How Accurate Are the Step 2 CK NBMEs?

by Alec Palmerton, MD in Plan, Step 2 CK/Shelf

If you’re studying for Step 2 CK, you may wonder how accurate the NBMEs are. In other words, how close will your final score be to your predicted score? How much of a range of possibilities might there be for your final Step 2 CK score? And what can the predictive ability of Step 2 CK NBMEs tell us about how to maximize our Step 2 score?

It’s even more important to know the accuracy of the Step 2 CK NBMEs, given that Step 1 is pass-fail. In this article, you will learn:

  • How many Step 2 CK NBMEs there are,
  • How historically accurate Step 2 CK NBMEs are relative to the real test – based on actual data from the NBME itself,
  • The accuracy of Step 1 vs.

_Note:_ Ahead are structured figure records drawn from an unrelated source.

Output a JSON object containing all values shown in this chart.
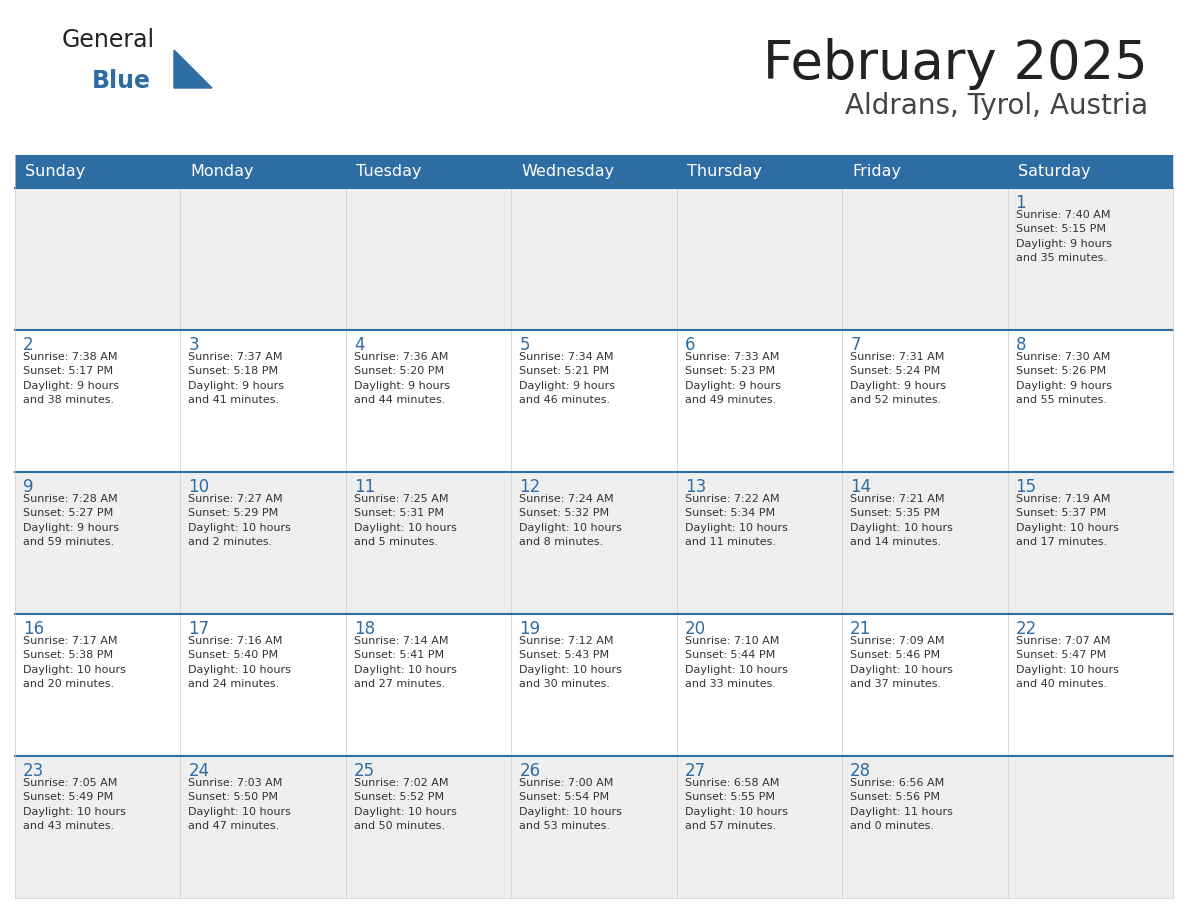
{
  "title": "February 2025",
  "subtitle": "Aldrans, Tyrol, Austria",
  "header_bg": "#2E6DA4",
  "header_text": "#FFFFFF",
  "cell_bg_odd": "#EFEFEF",
  "cell_bg_even": "#FFFFFF",
  "week_border_color": "#2E6DA4",
  "col_border_color": "#CCCCCC",
  "day_headers": [
    "Sunday",
    "Monday",
    "Tuesday",
    "Wednesday",
    "Thursday",
    "Friday",
    "Saturday"
  ],
  "title_color": "#222222",
  "subtitle_color": "#444444",
  "day_number_color": "#2E6DA4",
  "cell_text_color": "#333333",
  "logo_general_color": "#222222",
  "logo_blue_color": "#2E6DA4",
  "logo_triangle_color": "#2E6DA4",
  "weeks": [
    [
      {
        "day": null,
        "info": null
      },
      {
        "day": null,
        "info": null
      },
      {
        "day": null,
        "info": null
      },
      {
        "day": null,
        "info": null
      },
      {
        "day": null,
        "info": null
      },
      {
        "day": null,
        "info": null
      },
      {
        "day": 1,
        "info": "Sunrise: 7:40 AM\nSunset: 5:15 PM\nDaylight: 9 hours\nand 35 minutes."
      }
    ],
    [
      {
        "day": 2,
        "info": "Sunrise: 7:38 AM\nSunset: 5:17 PM\nDaylight: 9 hours\nand 38 minutes."
      },
      {
        "day": 3,
        "info": "Sunrise: 7:37 AM\nSunset: 5:18 PM\nDaylight: 9 hours\nand 41 minutes."
      },
      {
        "day": 4,
        "info": "Sunrise: 7:36 AM\nSunset: 5:20 PM\nDaylight: 9 hours\nand 44 minutes."
      },
      {
        "day": 5,
        "info": "Sunrise: 7:34 AM\nSunset: 5:21 PM\nDaylight: 9 hours\nand 46 minutes."
      },
      {
        "day": 6,
        "info": "Sunrise: 7:33 AM\nSunset: 5:23 PM\nDaylight: 9 hours\nand 49 minutes."
      },
      {
        "day": 7,
        "info": "Sunrise: 7:31 AM\nSunset: 5:24 PM\nDaylight: 9 hours\nand 52 minutes."
      },
      {
        "day": 8,
        "info": "Sunrise: 7:30 AM\nSunset: 5:26 PM\nDaylight: 9 hours\nand 55 minutes."
      }
    ],
    [
      {
        "day": 9,
        "info": "Sunrise: 7:28 AM\nSunset: 5:27 PM\nDaylight: 9 hours\nand 59 minutes."
      },
      {
        "day": 10,
        "info": "Sunrise: 7:27 AM\nSunset: 5:29 PM\nDaylight: 10 hours\nand 2 minutes."
      },
      {
        "day": 11,
        "info": "Sunrise: 7:25 AM\nSunset: 5:31 PM\nDaylight: 10 hours\nand 5 minutes."
      },
      {
        "day": 12,
        "info": "Sunrise: 7:24 AM\nSunset: 5:32 PM\nDaylight: 10 hours\nand 8 minutes."
      },
      {
        "day": 13,
        "info": "Sunrise: 7:22 AM\nSunset: 5:34 PM\nDaylight: 10 hours\nand 11 minutes."
      },
      {
        "day": 14,
        "info": "Sunrise: 7:21 AM\nSunset: 5:35 PM\nDaylight: 10 hours\nand 14 minutes."
      },
      {
        "day": 15,
        "info": "Sunrise: 7:19 AM\nSunset: 5:37 PM\nDaylight: 10 hours\nand 17 minutes."
      }
    ],
    [
      {
        "day": 16,
        "info": "Sunrise: 7:17 AM\nSunset: 5:38 PM\nDaylight: 10 hours\nand 20 minutes."
      },
      {
        "day": 17,
        "info": "Sunrise: 7:16 AM\nSunset: 5:40 PM\nDaylight: 10 hours\nand 24 minutes."
      },
      {
        "day": 18,
        "info": "Sunrise: 7:14 AM\nSunset: 5:41 PM\nDaylight: 10 hours\nand 27 minutes."
      },
      {
        "day": 19,
        "info": "Sunrise: 7:12 AM\nSunset: 5:43 PM\nDaylight: 10 hours\nand 30 minutes."
      },
      {
        "day": 20,
        "info": "Sunrise: 7:10 AM\nSunset: 5:44 PM\nDaylight: 10 hours\nand 33 minutes."
      },
      {
        "day": 21,
        "info": "Sunrise: 7:09 AM\nSunset: 5:46 PM\nDaylight: 10 hours\nand 37 minutes."
      },
      {
        "day": 22,
        "info": "Sunrise: 7:07 AM\nSunset: 5:47 PM\nDaylight: 10 hours\nand 40 minutes."
      }
    ],
    [
      {
        "day": 23,
        "info": "Sunrise: 7:05 AM\nSunset: 5:49 PM\nDaylight: 10 hours\nand 43 minutes."
      },
      {
        "day": 24,
        "info": "Sunrise: 7:03 AM\nSunset: 5:50 PM\nDaylight: 10 hours\nand 47 minutes."
      },
      {
        "day": 25,
        "info": "Sunrise: 7:02 AM\nSunset: 5:52 PM\nDaylight: 10 hours\nand 50 minutes."
      },
      {
        "day": 26,
        "info": "Sunrise: 7:00 AM\nSunset: 5:54 PM\nDaylight: 10 hours\nand 53 minutes."
      },
      {
        "day": 27,
        "info": "Sunrise: 6:58 AM\nSunset: 5:55 PM\nDaylight: 10 hours\nand 57 minutes."
      },
      {
        "day": 28,
        "info": "Sunrise: 6:56 AM\nSunset: 5:56 PM\nDaylight: 11 hours\nand 0 minutes."
      },
      {
        "day": null,
        "info": null
      }
    ]
  ]
}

Step 2 CK NBMEs,
  • Reasons why Step 2 CK performance may be more varied,
  • Implications for how you can maximize your Step 2 CK score, and
  • Much more

Table of Contents

How Many Step 2 CK NBMEs Are There?

Currently, there are four NBME practice exams for Step 2 CK. These are:

  • Comprehensive Clinical Science Self-Assessments (CCSSA) Forms 9, 10, 11, and 12

Forms 9, 10, and 11 were introduced on July 28, 2021, and replaced Forms 6-8. Form 12 arrived in June 2022.

Step 2 CK Performance Is More Variable Than Step 1

For years, it’s been clear that NBME scores for Step 2 CK vary much more than those for Step 1. Combined with the fact that there have usually been many fewer Step 2 CK practice tests than for Step 1, few exams lead to test anxiety than Step 2 NBMEs.

The NBME has tightened up reporting on how accurate the predicted scores are (read: they stopped telling us). However, looking at the spread in prior years between expected performance and final score, we see that Step 2 CK NBMEs have (traditionally) much less predictive value. (Note: these data were available for CCSSA Forms 6-8; current CCSSAs do NOT provide this data).

Actual Step 1 and Step 2 CK Scores Minus Score Predicted by NBME Within 1 Week of Exam

Step 2 CK NBMEs Have Traditionally Underpredicted Final Scores (Often By a Lot)

Viewed side-by-side, Step 2 CK NBMEs likely underpredict your final score. (And probably by a lot). Here are some interesting statistics, according to the NBME’s data:

The likelihood that the final score is equal/higher than the last NBME within one week:

  • Step 1: 68%
  • Step 2 CK: 77%

The likelihood that the final score is ≥ 10 than NBME within one week:

  • Step 1: 31%
  • Step 2 CK: 50%

The likelihood that the final score is ≥ 20 than NBME within one week:

  • Step 1: 7%
  • Step 2 CK: 23%

Those statistics are pretty remarkable, particularly for Step 2 CK. It implies that roughly 1 in 4 students will score at least 20 points higher on their actual test than predicted by the Step 2 CK NBME. (By comparison, many fewer Step 1 students will accomplish this feat).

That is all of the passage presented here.